DSG’nin Suriye ordusuna entegrasyonu sürecinde en çok merak edilen soru, YPJ’nin bu tabloda nerede duracağıydı. Rohilat Efrîn, bu sorunun yanıtını açık ve net biçimde veriyor. Kadınların müzakere masasında kırmızı çizgilerinin bulunduğunu vurgulayan Efrîn, kadınların entegrasyon kavramına yeni bir anlam katacağını belirterek, “DSG içinde de özerk bir yapıya sahibiz, bu özerkliği koruyacağız” diyor.
Diyar CİWAN
Uzun süredir tartışılan Demokratik Suriye Güçleri’nin (DSG) Suriye ordusuna entegrasyonu konusunda geçtiğimiz hafta diplomasi trafiği hızlandı.
Başından bu yana entegrasyonun ancak demokratik bir şekilde gerçekleşebileceğini belirten DSG, 13 Ekim’de üst düzey komuta kademesi düzeyinde Şam yönetiminin askeri temsilcileri ile görüştü.
Toplantının ardından yapılan açıklamalarda görüşmenin olumlu geçtiği fakat teknik ve askeri detaylar konusunda toplantıların devam edeceği açıklandı. DSG Genel Komutanı Mazlum Abdi de son açıklamasında Şam ile prensipte anlaştıklarını, DSG’nin Suriye ordusuna entegrasyonu için “uygun mekanizmaların” kurulacağını ve ademi merkeziyetçi bir yönetim biçimini savunduklarını söyledi.
Görüşmelerde durum buyken kamuoyunun en çok merak ettiği konulardan birisi ise YPJ’nin (Yekîneyên Parastinê yên Jin – Kadın Savunma Birlikleri) entegrasyonun neresinde olacağı.

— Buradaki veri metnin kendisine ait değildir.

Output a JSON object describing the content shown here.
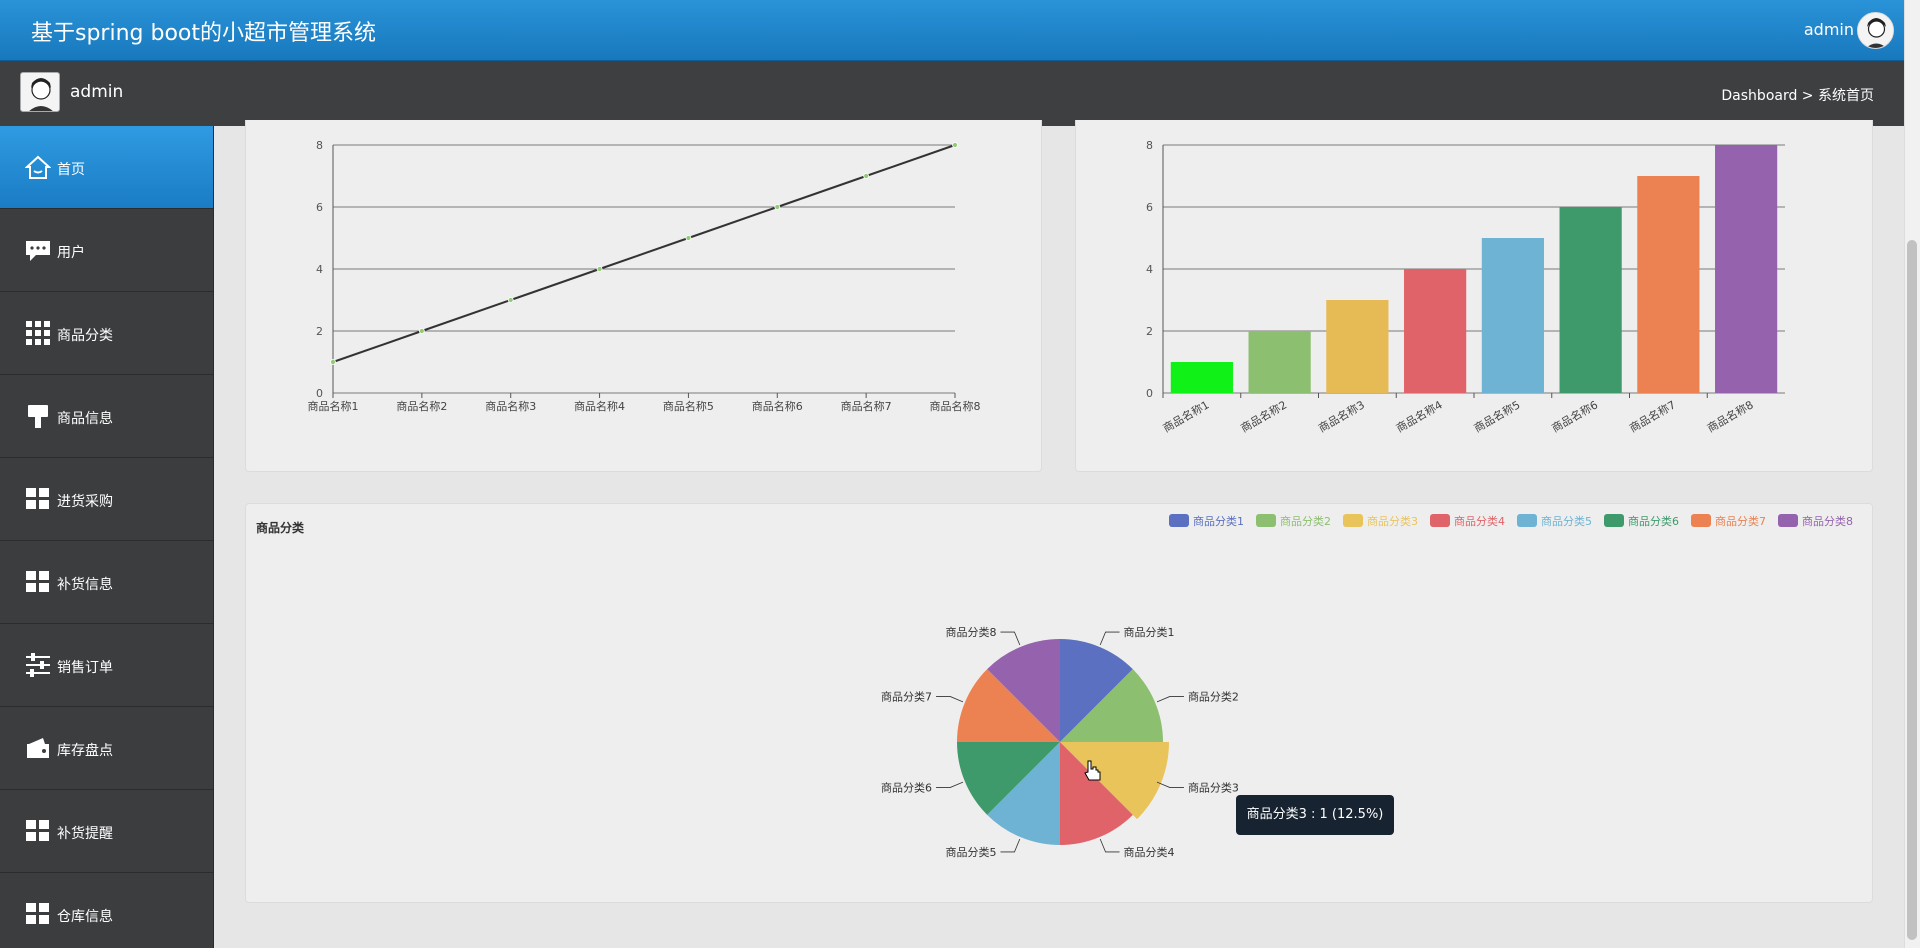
{
  "header": {
    "title": "基于spring boot的小超市管理系统",
    "user": "admin"
  },
  "subheader": {
    "username": "admin",
    "breadcrumb": "Dashboard > 系统首页"
  },
  "sidebar": {
    "items": [
      {
        "label": "首页",
        "icon": "home-icon",
        "active": true
      },
      {
        "label": "用户",
        "icon": "chat-icon"
      },
      {
        "label": "商品分类",
        "icon": "grid-icon"
      },
      {
        "label": "商品信息",
        "icon": "brush-icon"
      },
      {
        "label": "进货采购",
        "icon": "tiles-icon"
      },
      {
        "label": "补货信息",
        "icon": "tiles-icon"
      },
      {
        "label": "销售订单",
        "icon": "sliders-icon"
      },
      {
        "label": "库存盘点",
        "icon": "wallet-icon"
      },
      {
        "label": "补货提醒",
        "icon": "tiles-icon"
      },
      {
        "label": "仓库信息",
        "icon": "tiles-icon"
      }
    ]
  },
  "chart_data": [
    {
      "type": "line",
      "categories": [
        "商品名称1",
        "商品名称2",
        "商品名称3",
        "商品名称4",
        "商品名称5",
        "商品名称6",
        "商品名称7",
        "商品名称8"
      ],
      "values": [
        1,
        2,
        3,
        4,
        5,
        6,
        7,
        8
      ],
      "yticks": [
        "0",
        "2",
        "4",
        "6",
        "8"
      ],
      "ylim": [
        0,
        8
      ],
      "grid": true,
      "colors": {
        "line": "#333333",
        "point": "#91cc75"
      }
    },
    {
      "type": "bar",
      "categories": [
        "商品名称1",
        "商品名称2",
        "商品名称3",
        "商品名称4",
        "商品名称5",
        "商品名称6",
        "商品名称7",
        "商品名称8"
      ],
      "values": [
        1,
        2,
        3,
        4,
        5,
        6,
        7,
        8
      ],
      "yticks": [
        "0",
        "2",
        "4",
        "6",
        "8"
      ],
      "ylim": [
        0,
        8
      ],
      "grid": true,
      "colors": [
        "#0ff117",
        "#8cbf6f",
        "#e6ba55",
        "#e06369",
        "#6eb3d3",
        "#3e9a6b",
        "#ec8152",
        "#9562ae"
      ]
    },
    {
      "type": "pie",
      "title": "商品分类",
      "categories": [
        "商品分类1",
        "商品分类2",
        "商品分类3",
        "商品分类4",
        "商品分类5",
        "商品分类6",
        "商品分类7",
        "商品分类8"
      ],
      "values": [
        1,
        1,
        1,
        1,
        1,
        1,
        1,
        1
      ],
      "legend_position": "top-right",
      "colors": [
        "#5b70c0",
        "#8cbf6f",
        "#e9c45b",
        "#e06369",
        "#6eb3d3",
        "#3e9a6b",
        "#ec8152",
        "#9562ae"
      ]
    }
  ],
  "tooltip": {
    "text": "商品分类3 : 1 (12.5%)"
  }
}
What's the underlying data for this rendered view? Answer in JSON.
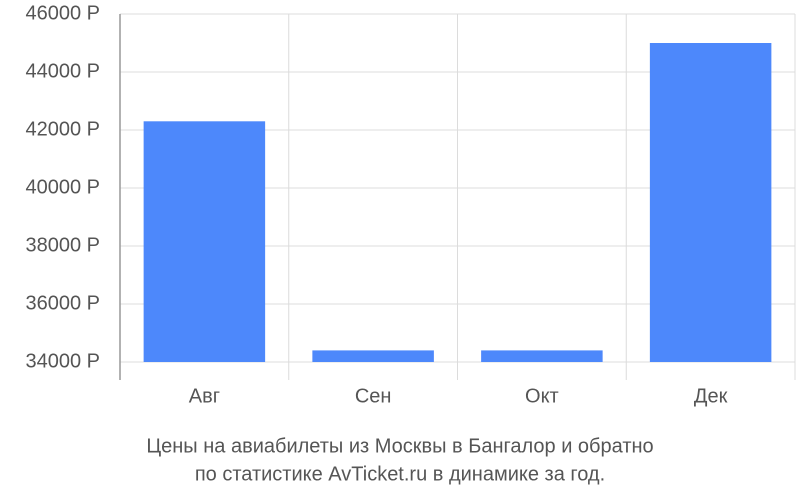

Malum mevcut geçici yönetim HTŞ adlı cihadcı bir gücün devamı. YPJ ise Rojava’da IŞİD’e karşı verdiği mücadele ile dünyanın gündemine oturmuş seküler bir kadın ordusu.
İşte bu kritik sorunun ve merak edilen tüm ayrıntıların yanıtını, Şam’da yürütülen müzakerelerde kadınları temsilen yer alan YPJ Genel Komutanı Rohilat Efrîn, Nûmedya24 için verdi.
Rohilat Efrîn, entegrasyon konusunda yaptığı çarpıcı değerlendirmelerinde YPJ’nin Suriye’de tüm kadınların gücü olarak özerk yapısını koruyacağını vurguladı. YPJ’nin bölgede özerkliğini her zaman koruyacağını vurgulayan Efrîn, müzakere masasında kadınların kırmızı çizgisinin eşitlik demokrasi ve özgürlük olduğunun altını çizdi ve şunu söyledi: “DSG içinde de bağımsız bir gücüz ve varlığımızı bugüne kadar DSG çatısı altında sürdürdük.Yani YPJ, özerkliği ve uzmanlığıyla her yerde kadın haklarını savunma hakkına sahip olacaktır.”
Efrîn kadınların mücadelesinin entegrasyona yeni bir anlam kazandırabileceğini de söylüyor. İşte sorularımız ve Efrîn’in yanıtları.
YPJ TÜM DÜNYA KADINLARI İÇİN BİR İLHAM KAYNAĞI
*YPJ’yi kuran ve yaklaşık 12 yıldır gerici bir erkek rejimine (IŞİD) karşı savaşan kadınlar, şimdi Şam’da masada yerlerini alıyorlar. Bu sizin için ne anlama geliyor?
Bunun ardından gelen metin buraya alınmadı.